The Tel Aviv District Court ruled that Ramat Gan City Hall may not include a shabbos closure demand on a branch of AM:PM which applied for an operating license in the city. The city tried to obtain a commitment from the store to close its doors on shabbos and yomtov as a prerequisite to issuing an operating license but the court would not hear of it, stating such a request does not have the support of the law.

Justice Esther Kovo had harsh words for Mayor Tzvi Bar and ordered the city to pay for the store’s operating license and a 50,000 NIS fine. City Hall explains the decision to seek to compel the shabbos closure has more than just shabbos in mind, but also ecological concerns, safeguarding the health of the public and seeking to distance worrisome individuals from the area.

Judge Kovo rejected any attempt to link granting a business operating permit with religious observance, disqualifying what the court views as the city’s effort to use its administrative authority to advance its status-quo agenda. “While for the shomrei mitzvos residents of the city would prefer running things in accordance with Halacha, one must also consider the affront to the lifestyle of the non-observant”, the court added.

About the city’s argument that the opening on shabbos is a nuisance, the judge asked sarcastically, “There is no nuisance on the other six days of the week, just shabbos?”

The court added, “the argument that the existence of the bylaw is needed to keep the ‘environment’ and ‘public health & welfare’ are not supported by the evidence presented”.

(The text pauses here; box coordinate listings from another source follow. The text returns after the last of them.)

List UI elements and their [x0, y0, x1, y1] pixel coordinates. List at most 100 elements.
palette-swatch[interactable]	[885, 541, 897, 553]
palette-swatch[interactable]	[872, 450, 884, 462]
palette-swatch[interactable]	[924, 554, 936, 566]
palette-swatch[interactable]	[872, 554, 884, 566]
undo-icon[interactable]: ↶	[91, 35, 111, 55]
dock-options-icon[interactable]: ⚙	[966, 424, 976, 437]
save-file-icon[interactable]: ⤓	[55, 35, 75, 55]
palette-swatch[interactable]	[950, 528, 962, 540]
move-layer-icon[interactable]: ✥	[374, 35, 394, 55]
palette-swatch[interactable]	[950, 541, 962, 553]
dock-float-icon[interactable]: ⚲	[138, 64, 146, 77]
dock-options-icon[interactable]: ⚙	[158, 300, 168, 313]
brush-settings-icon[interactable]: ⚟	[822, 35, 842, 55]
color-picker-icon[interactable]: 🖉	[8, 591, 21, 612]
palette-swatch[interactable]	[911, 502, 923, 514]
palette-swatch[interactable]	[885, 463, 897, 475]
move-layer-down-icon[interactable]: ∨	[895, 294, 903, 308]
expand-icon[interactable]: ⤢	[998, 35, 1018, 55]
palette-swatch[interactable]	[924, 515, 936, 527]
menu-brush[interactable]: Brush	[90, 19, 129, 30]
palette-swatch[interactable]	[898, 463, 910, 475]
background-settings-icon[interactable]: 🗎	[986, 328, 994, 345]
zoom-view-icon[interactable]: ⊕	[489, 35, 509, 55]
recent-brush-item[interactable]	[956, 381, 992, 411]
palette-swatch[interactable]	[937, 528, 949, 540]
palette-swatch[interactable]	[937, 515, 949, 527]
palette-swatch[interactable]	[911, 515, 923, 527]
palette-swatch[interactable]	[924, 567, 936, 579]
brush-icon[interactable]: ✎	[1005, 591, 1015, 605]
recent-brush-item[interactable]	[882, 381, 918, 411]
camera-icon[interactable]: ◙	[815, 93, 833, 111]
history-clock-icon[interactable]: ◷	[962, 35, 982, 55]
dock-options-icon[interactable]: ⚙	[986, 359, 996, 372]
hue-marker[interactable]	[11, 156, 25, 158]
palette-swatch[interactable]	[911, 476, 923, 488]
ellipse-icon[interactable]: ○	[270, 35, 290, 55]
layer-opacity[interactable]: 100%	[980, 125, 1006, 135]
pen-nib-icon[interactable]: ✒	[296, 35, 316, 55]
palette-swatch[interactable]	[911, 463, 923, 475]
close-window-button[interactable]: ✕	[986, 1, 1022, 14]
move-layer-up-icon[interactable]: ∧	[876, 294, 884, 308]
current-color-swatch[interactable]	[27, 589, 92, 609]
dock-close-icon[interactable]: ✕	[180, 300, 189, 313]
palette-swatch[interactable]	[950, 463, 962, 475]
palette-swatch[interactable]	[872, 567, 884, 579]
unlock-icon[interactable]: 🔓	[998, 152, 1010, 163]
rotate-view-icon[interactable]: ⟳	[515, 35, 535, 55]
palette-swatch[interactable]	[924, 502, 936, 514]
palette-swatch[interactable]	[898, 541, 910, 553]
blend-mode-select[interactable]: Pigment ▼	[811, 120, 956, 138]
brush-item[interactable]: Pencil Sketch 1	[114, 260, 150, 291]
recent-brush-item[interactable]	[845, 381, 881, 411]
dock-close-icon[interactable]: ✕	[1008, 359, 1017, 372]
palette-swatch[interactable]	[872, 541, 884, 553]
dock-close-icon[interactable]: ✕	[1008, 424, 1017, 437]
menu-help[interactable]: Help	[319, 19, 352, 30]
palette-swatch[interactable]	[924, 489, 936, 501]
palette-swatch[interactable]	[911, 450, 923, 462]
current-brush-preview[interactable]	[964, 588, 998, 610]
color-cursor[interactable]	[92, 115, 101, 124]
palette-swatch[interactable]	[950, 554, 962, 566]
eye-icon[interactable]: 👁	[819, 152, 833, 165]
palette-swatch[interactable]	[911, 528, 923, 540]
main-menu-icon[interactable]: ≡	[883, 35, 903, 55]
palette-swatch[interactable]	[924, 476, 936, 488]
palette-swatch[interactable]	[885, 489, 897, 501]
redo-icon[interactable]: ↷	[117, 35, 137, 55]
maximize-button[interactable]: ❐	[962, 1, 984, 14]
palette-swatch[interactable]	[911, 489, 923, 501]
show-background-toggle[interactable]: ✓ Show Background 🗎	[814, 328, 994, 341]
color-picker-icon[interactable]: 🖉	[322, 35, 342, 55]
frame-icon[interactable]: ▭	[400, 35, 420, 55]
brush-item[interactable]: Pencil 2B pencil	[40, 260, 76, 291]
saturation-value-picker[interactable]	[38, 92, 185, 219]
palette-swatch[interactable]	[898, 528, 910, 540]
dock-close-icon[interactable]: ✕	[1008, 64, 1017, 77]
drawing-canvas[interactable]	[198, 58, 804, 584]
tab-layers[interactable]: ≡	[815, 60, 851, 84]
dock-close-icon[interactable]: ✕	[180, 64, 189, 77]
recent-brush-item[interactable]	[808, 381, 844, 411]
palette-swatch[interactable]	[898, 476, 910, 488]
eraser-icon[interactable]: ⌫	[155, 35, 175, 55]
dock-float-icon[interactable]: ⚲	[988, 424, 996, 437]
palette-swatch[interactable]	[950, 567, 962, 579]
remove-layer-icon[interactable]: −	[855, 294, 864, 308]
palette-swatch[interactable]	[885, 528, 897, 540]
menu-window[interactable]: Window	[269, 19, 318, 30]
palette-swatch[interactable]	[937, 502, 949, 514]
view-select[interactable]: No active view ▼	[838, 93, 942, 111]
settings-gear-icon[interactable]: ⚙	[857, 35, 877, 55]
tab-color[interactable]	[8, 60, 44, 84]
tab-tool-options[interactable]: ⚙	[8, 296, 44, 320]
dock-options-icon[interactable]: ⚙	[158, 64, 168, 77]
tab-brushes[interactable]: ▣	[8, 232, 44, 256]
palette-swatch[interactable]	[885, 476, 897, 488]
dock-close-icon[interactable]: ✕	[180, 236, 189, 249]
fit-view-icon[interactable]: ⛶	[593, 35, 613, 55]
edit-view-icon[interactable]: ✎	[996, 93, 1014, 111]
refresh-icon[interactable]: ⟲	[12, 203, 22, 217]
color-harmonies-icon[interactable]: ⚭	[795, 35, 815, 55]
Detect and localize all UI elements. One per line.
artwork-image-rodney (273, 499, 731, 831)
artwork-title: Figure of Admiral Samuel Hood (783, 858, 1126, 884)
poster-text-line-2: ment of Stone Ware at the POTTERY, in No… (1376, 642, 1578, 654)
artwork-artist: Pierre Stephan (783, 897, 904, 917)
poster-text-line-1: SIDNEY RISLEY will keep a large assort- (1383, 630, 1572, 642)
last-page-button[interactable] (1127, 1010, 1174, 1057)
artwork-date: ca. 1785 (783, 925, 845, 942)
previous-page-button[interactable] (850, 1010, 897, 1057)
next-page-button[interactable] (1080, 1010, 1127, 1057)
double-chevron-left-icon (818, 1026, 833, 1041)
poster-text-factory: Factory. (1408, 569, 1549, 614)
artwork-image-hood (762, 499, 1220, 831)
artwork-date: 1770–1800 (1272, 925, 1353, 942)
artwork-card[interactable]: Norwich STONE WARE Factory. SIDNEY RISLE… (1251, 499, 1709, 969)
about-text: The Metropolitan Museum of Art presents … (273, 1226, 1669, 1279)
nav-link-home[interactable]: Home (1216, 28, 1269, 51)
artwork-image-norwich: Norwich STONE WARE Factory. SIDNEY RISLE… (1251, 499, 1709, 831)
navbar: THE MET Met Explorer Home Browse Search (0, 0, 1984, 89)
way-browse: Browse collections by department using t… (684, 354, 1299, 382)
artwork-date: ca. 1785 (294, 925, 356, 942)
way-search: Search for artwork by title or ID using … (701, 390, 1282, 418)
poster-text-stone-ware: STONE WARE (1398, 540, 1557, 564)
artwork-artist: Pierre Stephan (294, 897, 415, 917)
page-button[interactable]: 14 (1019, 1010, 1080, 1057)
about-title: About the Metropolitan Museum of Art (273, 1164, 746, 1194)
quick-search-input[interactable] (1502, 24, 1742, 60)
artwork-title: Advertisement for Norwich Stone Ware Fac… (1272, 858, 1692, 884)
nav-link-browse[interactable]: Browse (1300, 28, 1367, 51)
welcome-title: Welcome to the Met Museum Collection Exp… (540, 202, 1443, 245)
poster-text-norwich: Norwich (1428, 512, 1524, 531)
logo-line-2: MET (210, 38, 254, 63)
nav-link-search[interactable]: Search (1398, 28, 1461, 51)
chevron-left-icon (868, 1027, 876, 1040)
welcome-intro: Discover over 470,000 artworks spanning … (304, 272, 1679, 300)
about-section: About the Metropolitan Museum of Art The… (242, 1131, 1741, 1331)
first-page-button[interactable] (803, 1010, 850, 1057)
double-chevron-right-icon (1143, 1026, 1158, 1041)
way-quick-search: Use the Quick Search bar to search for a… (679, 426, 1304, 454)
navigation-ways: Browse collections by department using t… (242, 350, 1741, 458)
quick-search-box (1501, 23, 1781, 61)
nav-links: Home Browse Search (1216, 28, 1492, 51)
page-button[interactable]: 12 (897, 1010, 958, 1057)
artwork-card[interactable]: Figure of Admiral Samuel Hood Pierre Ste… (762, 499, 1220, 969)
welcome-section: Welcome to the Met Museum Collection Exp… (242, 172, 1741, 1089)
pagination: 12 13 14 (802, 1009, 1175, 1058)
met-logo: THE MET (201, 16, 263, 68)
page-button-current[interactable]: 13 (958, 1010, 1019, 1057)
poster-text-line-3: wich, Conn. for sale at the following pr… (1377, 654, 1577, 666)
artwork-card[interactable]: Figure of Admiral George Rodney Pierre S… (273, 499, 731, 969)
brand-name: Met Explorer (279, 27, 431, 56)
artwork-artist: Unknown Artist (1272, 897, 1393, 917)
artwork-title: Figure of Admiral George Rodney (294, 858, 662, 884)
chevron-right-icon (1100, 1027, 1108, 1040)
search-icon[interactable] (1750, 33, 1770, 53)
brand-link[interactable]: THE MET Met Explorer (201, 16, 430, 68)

(YWN – Israel Desk, Jerusalem)



One Response

  1. The justice policies of that State brings to mind those of Sedom.

    There are still places in the United States that have “Blue Laws” which forbid shops from opening on Sundays. And Christians have no issur milacha on Sunday. But those stores still have to be closed.

    But in this “Jewish” State, a Jewish judge levies a fine and rebukes this mayor for minimally enforcing public kedushas shabbos. How shameful, like so much else about that State.

    It is not an “affront to the lifestyle of the non-observant” to enforce public kedushas shabbos. Nobody is stopping anyone from watching TV or doing whatever they please on Shabbos. But stores, as public entities, have no business being open on Shabbos. Not in a purportedly-Jewish country.